Find the exact page that answers your question.
A lightweight desktop app for students and researchers to search PDF folders using natural language.
- Hybrid search: BM25 keyword retrieval + semantic reranking (FastEmbed)
- Two index modes: Fast (quick startup) and Deep (precomputed embeddings)
- Chunked indexing: better precision while keeping page numbers
- Optional OCR: for scanned PDFs or image-only pages
- Multilingual search: cross-lingual matching with the multilingual model
- Open PDF at page: jump directly to the relevant page
- Model manager: download/delete models and choose fusion method
Download the latest release from Releases and run Locus.exe.
# Install dependencies
pip install -r requirements.txt
# Run
python gui.py- Click Browse and select a folder containing PDFs.
- Click Load Index (or Rebuild Index when files/models change).
- Choose index mode:
- Fast Index: faster startup, good for small collections
- Deep Index: slower startup, best recall
- Type a query and press Search.
- Double-click a result to open the PDF at the correct page.
- Balanced / High / Best control embedding model size and accuracy.
- Multilingual enables cross-lingual search.
Tip: Use the Manage Models window to download/delete models.
- OCR is off by default and can be enabled in the OCR selector.
- Fast mode: OCR only for image-heavy pages with little text.
- Deep mode: OCR for all pages that contain images.
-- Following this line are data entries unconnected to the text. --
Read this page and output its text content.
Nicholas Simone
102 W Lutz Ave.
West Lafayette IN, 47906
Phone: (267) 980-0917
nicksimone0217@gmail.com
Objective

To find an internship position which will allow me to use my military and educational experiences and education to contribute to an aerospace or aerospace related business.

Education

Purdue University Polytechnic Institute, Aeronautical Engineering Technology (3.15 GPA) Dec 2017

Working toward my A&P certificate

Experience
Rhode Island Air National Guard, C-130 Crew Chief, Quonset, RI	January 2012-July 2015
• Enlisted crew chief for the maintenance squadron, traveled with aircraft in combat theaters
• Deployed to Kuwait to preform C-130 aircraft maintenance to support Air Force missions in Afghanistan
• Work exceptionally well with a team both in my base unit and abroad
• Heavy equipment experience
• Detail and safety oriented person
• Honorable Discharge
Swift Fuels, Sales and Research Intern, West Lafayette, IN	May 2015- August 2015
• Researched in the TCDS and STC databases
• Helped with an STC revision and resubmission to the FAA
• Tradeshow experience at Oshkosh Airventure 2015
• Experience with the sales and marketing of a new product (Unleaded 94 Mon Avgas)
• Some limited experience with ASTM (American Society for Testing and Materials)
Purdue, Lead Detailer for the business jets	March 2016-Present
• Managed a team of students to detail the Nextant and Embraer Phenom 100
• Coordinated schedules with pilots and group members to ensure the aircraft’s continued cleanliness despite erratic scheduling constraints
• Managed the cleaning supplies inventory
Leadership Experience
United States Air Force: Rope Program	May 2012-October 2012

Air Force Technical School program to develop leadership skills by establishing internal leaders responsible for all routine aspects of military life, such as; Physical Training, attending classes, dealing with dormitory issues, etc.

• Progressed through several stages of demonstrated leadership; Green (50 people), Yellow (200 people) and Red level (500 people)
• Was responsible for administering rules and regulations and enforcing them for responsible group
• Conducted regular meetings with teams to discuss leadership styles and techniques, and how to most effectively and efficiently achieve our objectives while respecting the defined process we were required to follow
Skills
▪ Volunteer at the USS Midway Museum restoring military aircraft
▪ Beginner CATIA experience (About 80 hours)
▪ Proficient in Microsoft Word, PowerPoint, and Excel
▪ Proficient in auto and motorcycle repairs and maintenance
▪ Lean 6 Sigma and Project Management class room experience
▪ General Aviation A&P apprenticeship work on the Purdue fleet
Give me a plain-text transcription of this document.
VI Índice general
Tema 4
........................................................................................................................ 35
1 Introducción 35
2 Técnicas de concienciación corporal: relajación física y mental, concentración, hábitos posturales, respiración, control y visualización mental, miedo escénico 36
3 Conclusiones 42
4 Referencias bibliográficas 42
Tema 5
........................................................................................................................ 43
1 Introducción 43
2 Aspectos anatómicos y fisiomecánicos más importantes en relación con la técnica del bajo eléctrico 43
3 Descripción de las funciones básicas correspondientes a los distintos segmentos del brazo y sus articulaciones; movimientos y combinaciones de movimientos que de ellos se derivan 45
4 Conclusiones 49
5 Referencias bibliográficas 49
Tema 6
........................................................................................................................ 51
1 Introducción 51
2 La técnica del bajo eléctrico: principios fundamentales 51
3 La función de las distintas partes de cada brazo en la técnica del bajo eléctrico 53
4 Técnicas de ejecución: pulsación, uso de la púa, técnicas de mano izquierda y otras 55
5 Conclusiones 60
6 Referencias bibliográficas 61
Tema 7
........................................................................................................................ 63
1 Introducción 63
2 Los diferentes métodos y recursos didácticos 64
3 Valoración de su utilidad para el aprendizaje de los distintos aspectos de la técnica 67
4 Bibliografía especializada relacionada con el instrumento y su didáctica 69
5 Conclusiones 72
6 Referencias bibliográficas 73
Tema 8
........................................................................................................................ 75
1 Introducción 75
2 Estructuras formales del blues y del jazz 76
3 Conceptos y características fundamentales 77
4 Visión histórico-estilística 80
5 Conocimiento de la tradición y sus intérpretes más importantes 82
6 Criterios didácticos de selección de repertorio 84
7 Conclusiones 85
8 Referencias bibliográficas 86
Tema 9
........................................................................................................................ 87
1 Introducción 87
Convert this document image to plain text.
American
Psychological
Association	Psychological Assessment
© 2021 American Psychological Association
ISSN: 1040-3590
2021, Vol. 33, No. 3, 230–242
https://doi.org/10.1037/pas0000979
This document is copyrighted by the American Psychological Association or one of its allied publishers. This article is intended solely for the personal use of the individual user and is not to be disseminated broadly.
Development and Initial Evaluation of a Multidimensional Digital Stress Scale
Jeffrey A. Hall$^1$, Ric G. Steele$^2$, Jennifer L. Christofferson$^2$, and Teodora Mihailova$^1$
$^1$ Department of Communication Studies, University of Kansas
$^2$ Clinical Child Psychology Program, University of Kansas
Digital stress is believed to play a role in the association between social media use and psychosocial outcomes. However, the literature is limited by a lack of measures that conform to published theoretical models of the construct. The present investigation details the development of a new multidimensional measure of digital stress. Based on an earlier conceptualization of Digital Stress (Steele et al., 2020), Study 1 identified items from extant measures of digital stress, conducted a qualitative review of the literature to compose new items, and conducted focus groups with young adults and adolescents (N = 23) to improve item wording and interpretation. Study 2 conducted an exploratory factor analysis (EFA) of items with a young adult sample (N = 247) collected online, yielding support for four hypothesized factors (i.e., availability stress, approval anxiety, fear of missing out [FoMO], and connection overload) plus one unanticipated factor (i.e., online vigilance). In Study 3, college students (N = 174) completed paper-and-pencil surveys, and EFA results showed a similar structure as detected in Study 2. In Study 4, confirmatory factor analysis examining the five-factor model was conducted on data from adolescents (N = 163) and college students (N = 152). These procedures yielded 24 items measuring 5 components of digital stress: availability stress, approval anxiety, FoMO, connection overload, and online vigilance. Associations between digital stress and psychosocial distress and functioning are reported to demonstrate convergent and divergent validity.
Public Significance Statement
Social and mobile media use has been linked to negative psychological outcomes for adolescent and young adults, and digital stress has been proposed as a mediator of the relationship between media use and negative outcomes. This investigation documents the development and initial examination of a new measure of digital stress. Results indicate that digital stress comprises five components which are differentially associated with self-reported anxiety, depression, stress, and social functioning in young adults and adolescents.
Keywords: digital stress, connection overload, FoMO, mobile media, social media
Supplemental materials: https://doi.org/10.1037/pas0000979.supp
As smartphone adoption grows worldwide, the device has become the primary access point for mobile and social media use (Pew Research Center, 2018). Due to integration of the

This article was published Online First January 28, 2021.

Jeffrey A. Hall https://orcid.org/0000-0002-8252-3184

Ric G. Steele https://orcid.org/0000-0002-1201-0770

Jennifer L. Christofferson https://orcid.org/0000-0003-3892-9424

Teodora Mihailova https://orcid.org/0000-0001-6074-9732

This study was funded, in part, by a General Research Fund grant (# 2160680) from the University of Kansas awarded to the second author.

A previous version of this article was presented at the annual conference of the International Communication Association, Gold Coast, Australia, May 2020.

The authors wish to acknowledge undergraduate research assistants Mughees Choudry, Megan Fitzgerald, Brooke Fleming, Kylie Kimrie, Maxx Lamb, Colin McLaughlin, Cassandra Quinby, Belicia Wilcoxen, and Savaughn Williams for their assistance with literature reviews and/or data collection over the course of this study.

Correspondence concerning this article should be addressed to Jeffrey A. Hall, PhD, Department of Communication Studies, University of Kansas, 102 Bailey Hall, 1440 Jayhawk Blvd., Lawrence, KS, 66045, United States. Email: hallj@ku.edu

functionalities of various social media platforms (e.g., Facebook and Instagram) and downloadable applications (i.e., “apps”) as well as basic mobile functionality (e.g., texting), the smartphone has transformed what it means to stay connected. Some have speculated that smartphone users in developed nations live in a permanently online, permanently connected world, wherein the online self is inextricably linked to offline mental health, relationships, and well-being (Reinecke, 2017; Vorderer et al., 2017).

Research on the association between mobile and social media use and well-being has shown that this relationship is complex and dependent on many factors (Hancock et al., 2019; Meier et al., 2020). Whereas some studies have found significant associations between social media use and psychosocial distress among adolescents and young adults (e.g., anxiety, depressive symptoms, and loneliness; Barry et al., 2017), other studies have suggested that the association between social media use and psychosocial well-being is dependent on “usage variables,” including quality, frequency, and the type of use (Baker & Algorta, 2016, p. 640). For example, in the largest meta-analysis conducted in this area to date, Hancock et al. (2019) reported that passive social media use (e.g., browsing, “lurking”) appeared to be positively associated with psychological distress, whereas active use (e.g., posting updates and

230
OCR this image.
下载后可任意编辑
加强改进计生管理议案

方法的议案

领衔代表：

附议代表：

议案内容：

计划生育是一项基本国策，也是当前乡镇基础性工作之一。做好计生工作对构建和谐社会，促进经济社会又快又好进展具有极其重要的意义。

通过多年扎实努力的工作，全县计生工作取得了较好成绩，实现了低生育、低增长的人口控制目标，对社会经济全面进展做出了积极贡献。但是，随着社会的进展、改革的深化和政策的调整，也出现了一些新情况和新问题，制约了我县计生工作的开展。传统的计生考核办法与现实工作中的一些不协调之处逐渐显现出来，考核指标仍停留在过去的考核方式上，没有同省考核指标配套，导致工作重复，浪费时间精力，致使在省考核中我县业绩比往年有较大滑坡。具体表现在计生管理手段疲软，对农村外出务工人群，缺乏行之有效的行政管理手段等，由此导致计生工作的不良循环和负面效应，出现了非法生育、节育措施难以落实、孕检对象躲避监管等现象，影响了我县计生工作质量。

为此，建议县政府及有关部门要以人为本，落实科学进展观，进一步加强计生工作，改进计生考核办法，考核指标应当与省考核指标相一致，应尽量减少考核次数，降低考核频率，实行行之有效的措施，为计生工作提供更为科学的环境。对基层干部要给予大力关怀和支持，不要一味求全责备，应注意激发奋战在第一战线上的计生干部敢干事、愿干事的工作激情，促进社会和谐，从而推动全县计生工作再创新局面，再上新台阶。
OCR results are cached to speed up later runs.
Choose in Manage Models:
- RRF (Rank Fusion) (default)
- Percentile Blend
Caches are stored outside your PDF folder:
- Index cache:
- Windows:
%LOCALAPPDATA%\Locus\index_cache - macOS:
~/Library/Caches/Locus/index_cache - Linux:
~/.cache/Locus/index_cache
- Windows:
- OCR cache:
- Windows:
%LOCALAPPDATA%\Locus\ocr_cache - macOS:
~/Library/Caches/Locus/ocr_cache - Linux:
~/.cache/Locus/ocr_cache
- Windows:
- Model cache:
- Windows:
%LOCALAPPDATA%\Locusastembed_cache - macOS:
~/Library/Caches/Locus/fastembed_cache - Linux:
~/.cache/Locus/fastembed_cache
- Windows:
Use Manage Models to clear index or OCR cache.
- Python 3.8+
- PDF viewer with page navigation support (SumatraPDF recommended on Windows)
Dependencies:
PyMuPDF
rank-bm25
fastembed
numpy
customtkinter
rapidocr-onnxruntime
Why is indexing slow?
Deep mode precomputes embeddings and OCR can be expensive. Use Fast mode or lower OCR quality.
Why don't I see a score in RRF mode?
RRF is rank-based; numeric scores are hidden by design.
MIT - free for personal and educational use.